Murkowski: Hmong “Stealth Heroes” Deserve Final Resting Place They Earned

Senator’s Bill Aims to Bury Hmong Allies Beside American Brothers-in-Arms

Senator Lisa Murkowski introduced bipartisan legislation this week to honor America’s dedicated Vietnam War-era allies: the Hmong Veterans’ Service Recognition Act.   The bill would allow members of the Hmong Special Guerilla Unit (SGU) who conducted support missions for American forces during Vietnam to be buried in national cemeteries.

6,000 Hmong-Americans – including a sizeable number living in Alaska – are veterans who put their lives on the line alongside Americans, and Murkowski has advocated for their burial rights for years.  Interring foreign-born servicemen in national cemeteries is not without precedent. The Veterans Benefits and Health Care Improvement Act of 2000 permitted Philippine veterans who helped America’s cause in World War II to be buried in national cemeteries.  Murkowski’s legislation would tie eligibility for burial rights to Hmong-Americans who were naturalized for their contribution to the United States’ war efforts.

(Senator Murkowski visits with Hmong-Americans, including Pasert Lee from Alaska, in Washington, D.C. on Thursday.)

“Hmong-Americans who fought and risked their lives in secret for America deserve the same public respect and honor we give the men they served with and rescued,” said Murkowski.  “There are thousands of these Hmong stealth heroes living in the United States now, and this bill would give them the opportunity to be buried with their brothers-in-arms in national cemeteries.”

The bill is also being co-sponsored by Senators Dan Sullivan (R-AK), Al Franken (D-MN), Amy Klobuchar (D-MN) and Sheldon Whitehouse (D-RI).

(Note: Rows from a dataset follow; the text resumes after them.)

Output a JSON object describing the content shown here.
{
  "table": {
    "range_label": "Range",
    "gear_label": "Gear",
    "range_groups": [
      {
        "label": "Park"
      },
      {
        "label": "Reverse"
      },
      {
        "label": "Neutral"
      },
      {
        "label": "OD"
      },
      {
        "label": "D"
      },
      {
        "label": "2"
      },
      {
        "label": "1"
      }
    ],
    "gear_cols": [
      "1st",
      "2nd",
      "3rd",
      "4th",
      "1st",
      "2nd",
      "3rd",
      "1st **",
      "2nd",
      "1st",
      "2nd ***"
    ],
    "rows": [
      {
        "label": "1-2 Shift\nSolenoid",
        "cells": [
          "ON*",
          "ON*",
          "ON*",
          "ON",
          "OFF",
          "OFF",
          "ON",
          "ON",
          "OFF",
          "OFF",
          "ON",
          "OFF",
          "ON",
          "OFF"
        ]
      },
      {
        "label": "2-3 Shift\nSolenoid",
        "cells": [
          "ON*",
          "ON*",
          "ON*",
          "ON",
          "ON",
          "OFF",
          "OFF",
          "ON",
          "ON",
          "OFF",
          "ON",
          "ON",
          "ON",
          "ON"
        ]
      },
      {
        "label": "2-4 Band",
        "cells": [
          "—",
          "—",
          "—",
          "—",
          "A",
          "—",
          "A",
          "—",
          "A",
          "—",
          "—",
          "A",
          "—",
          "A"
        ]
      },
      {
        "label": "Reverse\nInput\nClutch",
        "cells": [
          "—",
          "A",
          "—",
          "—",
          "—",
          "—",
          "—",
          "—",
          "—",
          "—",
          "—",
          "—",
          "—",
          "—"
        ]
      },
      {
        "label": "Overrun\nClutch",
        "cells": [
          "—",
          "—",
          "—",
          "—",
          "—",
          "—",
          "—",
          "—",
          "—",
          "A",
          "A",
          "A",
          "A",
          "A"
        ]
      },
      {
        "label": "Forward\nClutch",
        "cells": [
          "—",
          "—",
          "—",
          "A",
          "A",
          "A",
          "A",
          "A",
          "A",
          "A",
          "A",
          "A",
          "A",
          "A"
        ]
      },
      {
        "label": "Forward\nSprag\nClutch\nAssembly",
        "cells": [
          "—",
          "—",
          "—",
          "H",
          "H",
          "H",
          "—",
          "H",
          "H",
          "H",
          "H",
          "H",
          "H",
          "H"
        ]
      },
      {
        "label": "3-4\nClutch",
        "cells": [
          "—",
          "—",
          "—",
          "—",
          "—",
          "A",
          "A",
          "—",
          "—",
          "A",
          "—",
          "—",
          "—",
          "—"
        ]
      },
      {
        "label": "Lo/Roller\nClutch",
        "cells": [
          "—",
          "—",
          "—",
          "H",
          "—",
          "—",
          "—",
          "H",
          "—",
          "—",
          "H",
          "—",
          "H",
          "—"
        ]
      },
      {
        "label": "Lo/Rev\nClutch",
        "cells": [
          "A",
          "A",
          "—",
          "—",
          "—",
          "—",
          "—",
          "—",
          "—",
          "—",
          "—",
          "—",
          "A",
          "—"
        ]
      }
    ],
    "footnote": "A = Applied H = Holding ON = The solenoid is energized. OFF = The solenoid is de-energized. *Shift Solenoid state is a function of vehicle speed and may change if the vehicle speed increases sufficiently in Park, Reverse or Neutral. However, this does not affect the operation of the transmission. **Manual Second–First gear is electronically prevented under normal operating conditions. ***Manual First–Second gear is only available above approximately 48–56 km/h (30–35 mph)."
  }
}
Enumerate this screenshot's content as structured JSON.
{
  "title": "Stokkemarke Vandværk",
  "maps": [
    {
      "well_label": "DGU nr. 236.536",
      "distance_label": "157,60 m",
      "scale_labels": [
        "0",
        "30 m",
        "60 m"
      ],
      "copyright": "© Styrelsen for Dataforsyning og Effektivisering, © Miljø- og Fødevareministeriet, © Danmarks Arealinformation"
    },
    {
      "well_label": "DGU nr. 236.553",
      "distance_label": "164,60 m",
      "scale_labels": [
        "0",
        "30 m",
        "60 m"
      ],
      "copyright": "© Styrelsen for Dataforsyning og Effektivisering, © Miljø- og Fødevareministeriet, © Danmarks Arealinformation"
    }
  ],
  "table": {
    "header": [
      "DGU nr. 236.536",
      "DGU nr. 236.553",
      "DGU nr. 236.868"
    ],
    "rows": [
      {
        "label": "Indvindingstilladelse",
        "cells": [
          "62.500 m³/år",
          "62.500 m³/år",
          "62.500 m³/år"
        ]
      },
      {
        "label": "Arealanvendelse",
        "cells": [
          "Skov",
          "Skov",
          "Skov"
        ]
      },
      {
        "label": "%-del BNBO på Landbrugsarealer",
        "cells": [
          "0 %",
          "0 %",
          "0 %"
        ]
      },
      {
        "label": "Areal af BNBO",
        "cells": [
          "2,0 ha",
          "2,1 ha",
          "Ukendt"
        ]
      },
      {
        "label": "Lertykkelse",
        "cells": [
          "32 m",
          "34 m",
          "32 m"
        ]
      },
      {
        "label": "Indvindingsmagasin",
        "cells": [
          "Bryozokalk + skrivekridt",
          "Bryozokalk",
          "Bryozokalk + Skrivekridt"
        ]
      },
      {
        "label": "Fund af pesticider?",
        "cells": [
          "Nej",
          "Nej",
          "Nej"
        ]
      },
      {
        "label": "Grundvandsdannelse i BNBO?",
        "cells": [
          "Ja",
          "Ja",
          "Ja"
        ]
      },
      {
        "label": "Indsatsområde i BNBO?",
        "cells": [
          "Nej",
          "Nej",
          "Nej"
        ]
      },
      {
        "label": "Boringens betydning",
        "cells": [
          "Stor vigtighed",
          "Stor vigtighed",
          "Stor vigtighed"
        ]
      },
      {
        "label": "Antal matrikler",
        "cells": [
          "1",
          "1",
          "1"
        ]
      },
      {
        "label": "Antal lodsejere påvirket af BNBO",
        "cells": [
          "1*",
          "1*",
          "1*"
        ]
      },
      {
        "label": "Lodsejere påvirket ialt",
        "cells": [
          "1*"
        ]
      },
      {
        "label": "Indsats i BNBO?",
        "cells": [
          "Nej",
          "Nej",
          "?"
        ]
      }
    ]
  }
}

Background:  During the Vietnam War, the CIA conducted covert operations in Laos utilizing thousands of Hmong volunteers – a minority group persecuted by communists in their home country – who conducted stealth operations and crossed enemy lines to save pilots downed by Vietnamese anti-aircraft fire.  Over 35,000 (of 100,000 total) Hmong lost their lives in connection to U.S. involvement in Vietnam.